Companies have until April 27 to adapt to the new teleworking law

According to the regulations of the new teleworking law, Companies have until April 27 to adapt to these established changes, provided that they have decided to take advantage of this modality. In this way, as of April 28, the National Superintendency of Labor Inspection (sunafil) will now be able to control them.

Aymé Límaco, head of the labor area of ​​Cuatrecasas, specifies that there are several aspects that companies must implement, such as compensation of expenses, which establishes that it is the employer who will assume the costs, however, the contrary can be agreed between the parties.

In case of accidents, the teleworker must prove that the injury or damage to health occurred in the workplace, during working hours and with the work tools used for their work.

The lawyer also indicates that the norm establishes that all teleworkers have the right to digital disconnection for 12 consecutive hours, except in a fortuitous case, force majeure or special circumstances.

“For example, if the employer or a member of the team makes a labor requirement via WhatsApp to a worker during digital disconnection hours, the worker is not obliged to comply with the request or respond to it”, points out Aymé Límaco.

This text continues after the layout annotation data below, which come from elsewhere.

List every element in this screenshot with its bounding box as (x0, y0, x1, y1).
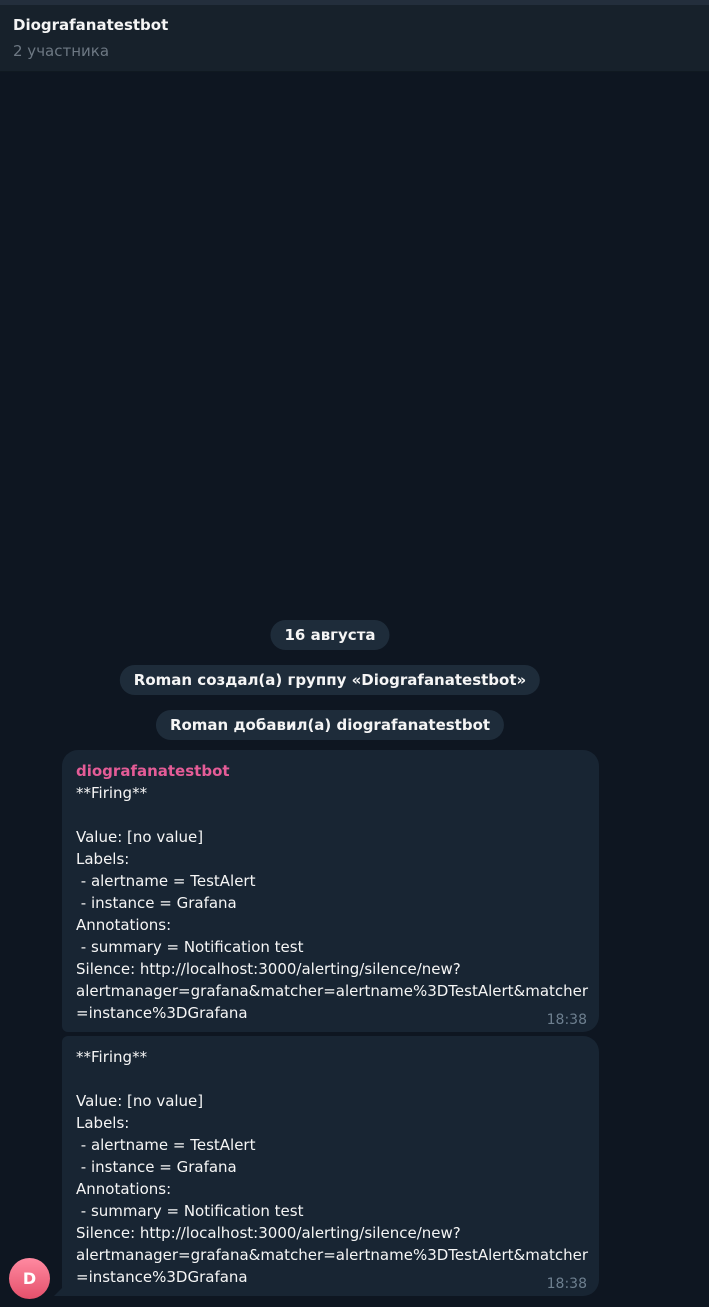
chat-member-count: 2 участника (13, 42, 110, 60)
service-message-group-created: Roman создал(а) группу «Diografanatestbo… (119, 665, 541, 695)
sender-avatar[interactable]: D (9, 1258, 50, 1299)
bubble-tail (54, 1286, 64, 1296)
message-time: 18:38 (546, 1276, 587, 1292)
date-separator: 16 августа (270, 620, 390, 650)
message-text: **Firing** Value: [no value] Labels: - a… (76, 784, 589, 1022)
service-message-member-added: Roman добавил(а) diografanatestbot (155, 710, 505, 740)
chat-title[interactable]: Diografanatestbot (13, 16, 168, 34)
message-text: **Firing** Value: [no value] Labels: - a… (76, 1048, 589, 1286)
chat-header[interactable]: Diografanatestbot 2 участника (0, 5, 709, 72)
message-bubble[interactable]: diografanatestbot **Firing** Value: [no … (62, 750, 599, 1032)
message-sender[interactable]: diografanatestbot (76, 760, 585, 782)
message-time: 18:38 (546, 1012, 587, 1028)
message-bubble[interactable]: **Firing** Value: [no value] Labels: - a… (62, 1036, 599, 1296)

Additionally, the norm contemplates that the teleworker must receive mandatory training on safety and health at work from the company, as well as on prevention of sexual harassment.

“The willingness to carry out training in security and health at work, as well as in the prevention of sexual harassment already existed. Based on the telework regulations, what should happen is that the employer takes into account the condition of the teleworker to carry out training according to the situation and place where the employee works”, Aymé emphasizes.

It is important to mention that the regulation specifies that the teleworking contract must be entered into in writing, which can be: partial or total, and permanent or temporary.

Can they fine the company for not complying with the regulations?

Violations of the regulation, which are classified as minor, serious and very serious, are sanctioned with fines ranging from S/1,287 to S/260,023.50.

“Lights can be sanctioned with fines ranging from S/1,287 to S/76,824. In this group, there are some infractions such as, for example, not having entered the minimum information that is required to be placed in the contract or in the agreement for the change in the modality of provision of work ”, details the lawyer.

Regarding serious infractions, the fines can range from S/7,771.50 to S/129,294. “This classification includes infringements, such as not supporting or supporting without carrying out an objective evaluation the refusal of the worker’s request for a change in the service provision modality. Another assumption is that the employer does not allow the teleworker decide the place or places where they will carry out their work, unless the place where the person wants to telework does not have adequate digital and sanitary conditions to work, ”says Aymé Límaco.

It is also considered thatThe employer incurs in a serious infraction when he does not comply with the obligations regarding the provision and maintenance of equipment, does not grant the Internet access service or any other aspect that is necessary for the teleworker to be able to perform their duties.

Then come the very serious infractions, ranging from S/13,018 to S/260,023.50. At this level, explains Aymé Límaco, the employer is sanctioned, for example, when he does not respect the privacy, intimacy and inviolability of private documents in the personal and family sphere of the employer. teleworker. This applies as long as it has been carried out without the consent of the teleworker and without considering the exceptions provided for by the rule.